# Recommendation - Breck, A Basin, or Winter Park for this time of year?



## Nolefan2011 (Mar 12, 2011)

Heading up this weekend. Thursday - Sunday. Which mountain is the best in April conditions?


----------



## killclimbz (Aug 10, 2007)

They all have great conditions, so it doesn't really matter. Just depends on what you want to ride.


----------



## Nolefan2011 (Mar 12, 2011)

I just meant more along the lines of snow. I know it's warming up, and was wondering if one typically had better conditions about this time of year than others. I read A Basin is open the latest. Does that mean their snow is in the best shape this time of year? Guess I am basing it on weather patterns here. Does one typically get dumped on more in April?


----------



## killclimbz (Aug 10, 2007)

Everyone pretty much has 100% coverage. We've lost some snow pack and gained some. Generally speaking, the snowpack in Colorado reaches 100% of it's maximum depth around May 1st. Then the melt off starts in earnest. 

So conditions wise. Breck has gotten the most snow this season of any of the three you mentioned. If you are riding on 100" deep snow or 80" deep snow, is that going to really make a difference in your experience? I doubt it, everything is still well covered. 

A-Basin is the highest area, so if there was a storm coming in followed by a blue bird day the powder would hold longer there. Conversely, for warm spring conditions, A-Basin will take longer to thaw into that wonderful spring corn. 

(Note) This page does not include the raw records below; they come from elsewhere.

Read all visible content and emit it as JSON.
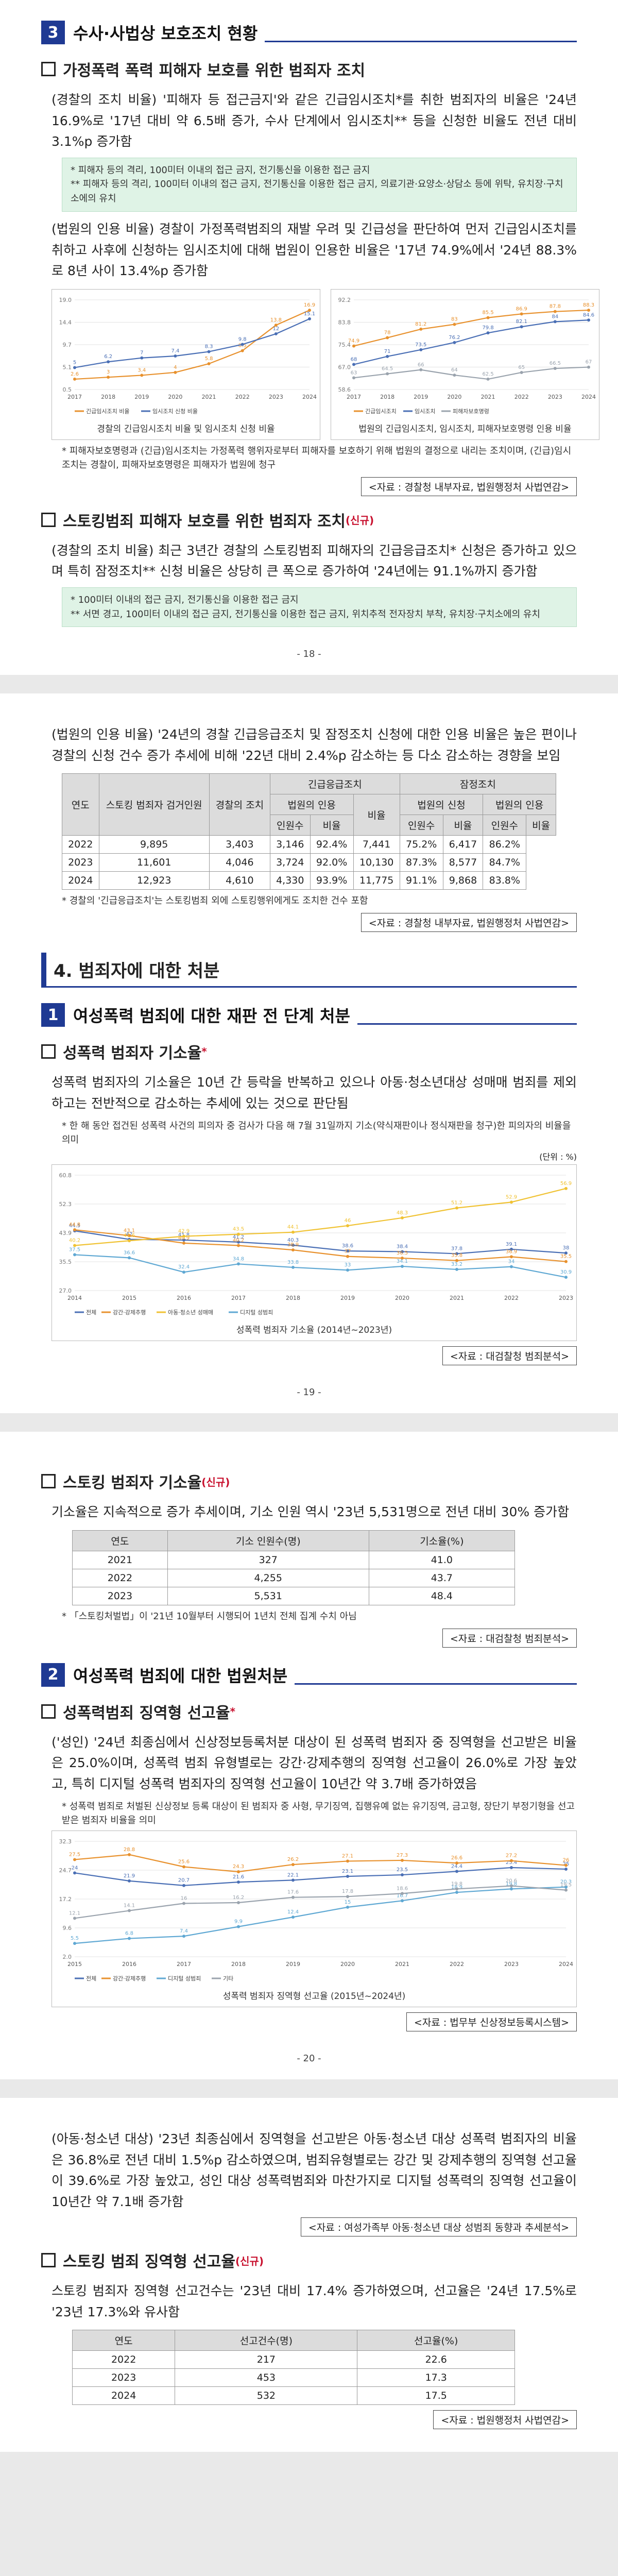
{
  "page18": {
    "section_num": "3",
    "section_title": "수사·사법상 보호조치 현황",
    "sub1": "가정폭력 폭력 피해자 보호를 위한 범죄자 조치",
    "p1": "(경찰의 조치 비율) '피해자 등 접근금지'와 같은 긴급임시조치*를 취한 범죄자의 비율은 '24년 16.9%로 '17년 대비 약 6.5배 증가, 수사 단계에서 임시조치** 등을 신청한 비율도 전년 대비 3.1%p 증가함",
    "green1": "* 피해자 등의 격리, 100미터 이내의 접근 금지, 전기통신을 이용한 접근 금지\n** 피해자 등의 격리, 100미터 이내의 접근 금지, 전기통신을 이용한 접근 금지, 의료기관·요양소·상담소 등에 위탁, 유치장·구치소에의 유치",
    "p2": "(법원의 인용 비율) 경찰이 가정폭력범죄의 재발 우려 및 긴급성을 판단하여 먼저 긴급임시조치를 취하고 사후에 신청하는 임시조치에 대해 법원이 인용한 비율은 '17년 74.9%에서 '24년 88.3%로 8년 사이 13.4%p 증가함",
    "chart1_caption": "경찰의 긴급임시조치 비율 및 임시조치 신청 비율",
    "chart2_caption": "법원의 긴급임시조치, 임시조치, 피해자보호명령 인용 비율",
    "note1": "* 피해자보호명령과 (긴급)임시조치는 가정폭력 행위자로부터 피해자를 보호하기 위해 법원의 결정으로 내리는 조치이며, (긴급)임시조치는 경찰이, 피해자보호명령은 피해자가 법원에 청구",
    "source1": "<자료 : 경찰청 내부자료, 법원행정처 사법연감>",
    "sub2": "스토킹범죄 피해자 보호를 위한 범죄자 조치",
    "sub2_sup": "(신규)",
    "p3": "(경찰의 조치 비율) 최근 3년간 경찰의 스토킹범죄 피해자의 긴급응급조치* 신청은 증가하고 있으며 특히 잠정조치** 신청 비율은 상당히 큰 폭으로 증가하여 '24년에는 91.1%까지 증가함",
    "green2": "* 100미터 이내의 접근 금지, 전기통신을 이용한 접근 금지\n** 서면 경고, 100미터 이내의 접근 금지, 전기통신을 이용한 접근 금지, 위치추적 전자장치 부착, 유치장·구치소에의 유치",
    "page_num": "- 18 -"
  },
  "page19": {
    "p1": "(법원의 인용 비율) '24년의 경찰 긴급응급조치 및 잠정조치 신청에 대한 인용 비율은 높은 편이나 경찰의 신청 건수 증가 추세에 비해 '22년 대비 2.4%p 감소하는 등 다소 감소하는 경향을 보임",
    "table_headers": [
      "연도",
      "스토킹 범죄자 검거인원(명)",
      "경찰의 조치",
      "긴급응급조치 인원수",
      "긴급응급조치 비율",
      "긴급응급조치 법원인용 인원수",
      "긴급응급조치 법원인용 비율",
      "잠정조치 인원수",
      "잠정조치 비율",
      "잠정조치 법원인용 인원수",
      "잠정조치 법원인용 비율"
    ],
    "table_rows": [
      [
        "2022",
        "9,895",
        "3,403",
        "3,146",
        "92.4%",
        "7,441",
        "75.2%",
        "6,417",
        "86.2%"
      ],
      [
        "2023",
        "11,601",
        "4,046",
        "3,724",
        "92.0%",
        "10,130",
        "87.3%",
        "8,577",
        "84.7%"
      ],
      [
        "2024",
        "12,923",
        "4,610",
        "4,330",
        "93.9%",
        "11,775",
        "91.1%",
        "9,868",
        "83.8%"
      ]
    ],
    "th_year": "연도",
    "th_arrest": "스토킹 범죄자 검거인원",
    "th_police": "경찰의 조치",
    "th_emg": "긴급응급조치",
    "th_tmp": "잠정조치",
    "th_apply": "법원의 신청",
    "th_court": "법원의 인용",
    "th_cnt": "인원수",
    "th_rate": "비율",
    "note": "* 경찰의 '긴급응급조치'는 스토킹범죄 외에 스토킹행위에게도 조치한 건수 포함",
    "source": "<자료 : 경찰청 내부자료, 법원행정처 사법연감>",
    "chapter": "4. 범죄자에 대한 처분",
    "sec_num": "1",
    "sec_title": "여성폭력 범죄에 대한 재판 전 단계 처분",
    "sub": "성폭력 범죄자 기소율",
    "sub_sup": "*",
    "p2": "성폭력 범죄자의 기소율은 10년 간 등락을 반복하고 있으나 아동·청소년대상 성매매 범죄를 제외하고는 전반적으로 감소하는 추세에 있는 것으로 판단됨",
    "note2": "* 한 해 동안 접건된 성폭력 사건의 피의자 중 검사가 다음 해 7월 31일까지 기소(약식재판이나 정식재판을 청구)한 피의자의 비율을 의미",
    "unit": "(단위 : %)",
    "chart_caption": "성폭력 범죄자 기소율 (2014년~2023년)",
    "source2": "<자료 : 대검찰청 범죄분석>",
    "page_num": "- 19 -"
  },
  "page20": {
    "sub1": "스토킹 범죄자 기소율",
    "sub1_sup": "(신규)",
    "p1": "기소율은 지속적으로 증가 추세이며, 기소 인원 역시 '23년 5,531명으로 전년 대비 30% 증가함",
    "t_headers": [
      "연도",
      "기소 인원수(명)",
      "기소율(%)"
    ],
    "t_rows": [
      [
        "2021",
        "327",
        "41.0"
      ],
      [
        "2022",
        "4,255",
        "43.7"
      ],
      [
        "2023",
        "5,531",
        "48.4"
      ]
    ],
    "note1": "* 「스토킹처벌법」이 '21년 10월부터 시행되어 1년치 전체 집계 수치 아님",
    "source1": "<자료 : 대검찰청 범죄분석>",
    "sec_num": "2",
    "sec_title": "여성폭력 범죄에 대한 법원처분",
    "sub2": "성폭력범죄 징역형 선고율",
    "sub2_sup": "*",
    "p2": "('성인) '24년 최종심에서 신상정보등록처분 대상이 된 성폭력 범죄자 중 징역형을 선고받은 비율은 25.0%이며, 성폭력 범죄 유형별로는 강간·강제추행의 징역형 선고율이 26.0%로 가장 높았고, 특히 디지털 성폭력 범죄자의 징역형 선고율이 10년간 약 3.7배 증가하였음",
    "note2": "* 성폭력 범죄로 처벌된 신상정보 등록 대상이 된 범죄자 중 사형, 무기징역, 집행유예 없는 유기징역, 금고형, 장단기 부정기형을 선고받은 범죄자 비율을 의미",
    "chart_caption": "성폭력 범죄자 징역형 선고율 (2015년~2024년)",
    "source2": "<자료 : 법무부 신상정보등록시스템>",
    "page_num": "- 20 -"
  },
  "page21": {
    "p1": "(아동·청소년 대상) '23년 최종심에서 징역형을 선고받은 아동·청소년 대상 성폭력 범죄자의 비율은 36.8%로 전년 대비 1.5%p 감소하였으며, 범죄유형별로는 강간 및 강제추행의 징역형 선고율이 39.6%로 가장 높았고, 성인 대상 성폭력범죄와 마찬가지로 디지털 성폭력의 징역형 선고율이 10년간 약 7.1배 증가함",
    "source1": "<자료 : 여성가족부 아동·청소년 대상 성범죄 동향과 추세분석>",
    "sub": "스토킹 범죄 징역형 선고율",
    "sub_sup": "(신규)",
    "p2": "스토킹 범죄자 징역형 선고건수는 '23년 대비 17.4% 증가하였으며, 선고율은 '24년 17.5%로 '23년 17.3%와 유사함",
    "t_headers": [
      "연도",
      "선고건수(명)",
      "선고율(%)"
    ],
    "t_rows": [
      [
        "2022",
        "217",
        "22.6"
      ],
      [
        "2023",
        "453",
        "17.3"
      ],
      [
        "2024",
        "532",
        "17.5"
      ]
    ],
    "source2": "<자료 : 법원행정처 사법연감>"
  },
  "chart_data": [
    {
      "type": "line",
      "title": "경찰의 긴급임시조치 비율 및 임시조치 신청 비율",
      "x": [
        "2017",
        "2018",
        "2019",
        "2020",
        "2021",
        "2022",
        "2023",
        "2024"
      ],
      "series": [
        {
          "name": "긴급임시조치 비율",
          "values": [
            2.6,
            3.0,
            3.4,
            4.0,
            5.8,
            8.5,
            13.8,
            16.9
          ],
          "color": "#e8912d"
        },
        {
          "name": "임시조치 신청 비율",
          "values": [
            5.0,
            6.2,
            7.0,
            7.4,
            8.3,
            9.8,
            12.0,
            15.1
          ],
          "color": "#4a6fb5"
        }
      ]
    },
    {
      "type": "line",
      "title": "법원의 긴급임시조치, 임시조치, 피해자보호명령 인용 비율",
      "x": [
        "2017",
        "2018",
        "2019",
        "2020",
        "2021",
        "2022",
        "2023",
        "2024"
      ],
      "series": [
        {
          "name": "긴급임시조치",
          "values": [
            74.9,
            78.0,
            81.2,
            83.0,
            85.5,
            86.9,
            87.8,
            88.3
          ],
          "color": "#e8912d"
        },
        {
          "name": "임시조치",
          "values": [
            68.0,
            71.0,
            73.5,
            76.2,
            79.8,
            82.1,
            84.0,
            84.6
          ],
          "color": "#4a6fb5"
        },
        {
          "name": "피해자보호명령",
          "values": [
            63.0,
            64.5,
            66.0,
            64.0,
            62.5,
            65.0,
            66.5,
            67.0
          ],
          "color": "#9aa3ad"
        }
      ]
    },
    {
      "type": "line",
      "title": "성폭력 범죄자 기소율 (2014년~2023년)",
      "x": [
        "2014",
        "2015",
        "2016",
        "2017",
        "2018",
        "2019",
        "2020",
        "2021",
        "2022",
        "2023"
      ],
      "series": [
        {
          "name": "전체",
          "values": [
            44.5,
            42.0,
            41.8,
            41.2,
            40.3,
            38.6,
            38.4,
            37.8,
            39.1,
            38.0
          ],
          "color": "#4a6fb5"
        },
        {
          "name": "강간·강제추행",
          "values": [
            44.8,
            43.1,
            40.9,
            40.2,
            38.9,
            37.0,
            36.5,
            35.8,
            36.9,
            35.5
          ],
          "color": "#e8912d"
        },
        {
          "name": "아동·청소년 성매매",
          "values": [
            40.2,
            41.6,
            42.9,
            43.5,
            44.1,
            46.0,
            48.3,
            51.2,
            52.9,
            56.9
          ],
          "color": "#f0c232"
        },
        {
          "name": "디지털 성범죄",
          "values": [
            37.5,
            36.6,
            32.4,
            34.8,
            33.8,
            33.0,
            34.1,
            33.2,
            34.0,
            30.9
          ],
          "color": "#5fa8d3"
        }
      ]
    },
    {
      "type": "line",
      "title": "성폭력 범죄자 징역형 선고율 (2015년~2024년)",
      "x": [
        "2015",
        "2016",
        "2017",
        "2018",
        "2019",
        "2020",
        "2021",
        "2022",
        "2023",
        "2024"
      ],
      "series": [
        {
          "name": "전체",
          "values": [
            24.0,
            21.9,
            20.7,
            21.6,
            22.1,
            23.1,
            23.5,
            24.4,
            25.4,
            25.0
          ],
          "color": "#4a6fb5"
        },
        {
          "name": "강간·강제추행",
          "values": [
            27.5,
            28.8,
            25.6,
            24.3,
            26.2,
            27.1,
            27.3,
            26.6,
            27.2,
            26.0
          ],
          "color": "#e8912d"
        },
        {
          "name": "디지털 성범죄",
          "values": [
            5.5,
            6.8,
            7.4,
            9.9,
            12.4,
            15.0,
            16.7,
            18.9,
            19.8,
            20.3
          ],
          "color": "#5fa8d3"
        },
        {
          "name": "기타",
          "values": [
            12.1,
            14.1,
            16.0,
            16.2,
            17.6,
            17.8,
            18.6,
            19.8,
            20.6,
            19.5
          ],
          "color": "#9aa3ad"
        }
      ]
    }
  ]
}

Again, they are all good, and right now it really isn't going to make a difference. So if you have one resort you prefer over the others, I'd just go to that one. It'll be fine. In fact, Breck and Winterpark will both be fine until the end of their seasons which is in a couple of weeks. If they stayed open for another month, then you'd probably have things to consider, but not right now.


----------



## Nolefan2011 (Mar 12, 2011)

Thanks for the feedback. I just made it simple and bought the 3 mountain pass for $199.00. I love Keystone, haven't tried A-Basin in a while.


----------



## neednsnow (Nov 30, 2007)

Good Effing God, man........with the storm riding in, you'll be good no matter where you go! Enjoy....unless your a Jimbo fan, then may it all turn to rain!:cheeky4:


----------



## killclimbz (Aug 10, 2007)

Well A-Basin is reporting 11" this morning. So the OP better be going there. Breck only got 4". Winterpark got a decent amount at 6", but A-Basin is the spot today. Get after it, cause after this it looks like sunshine, sunscreen, and corn for the next few days.


----------



## oak (Nov 12, 2009)

Anyone want to ride at abasin and/or winter park the week of the 25th? I plan to hit them on my way back to MN.


----------



## killclimbz (Aug 10, 2007)

You might be better off skipping Winterpark and going to A-Basin the week of the 25th. Winterpark's closing date is April 24th.


----------



## BurtonAvenger (Aug 14, 2007)

Little chundery underneath today not the most fun pow day.


----------



## sb60 (Oct 5, 2010)

Had a great time at Loveland today.


----------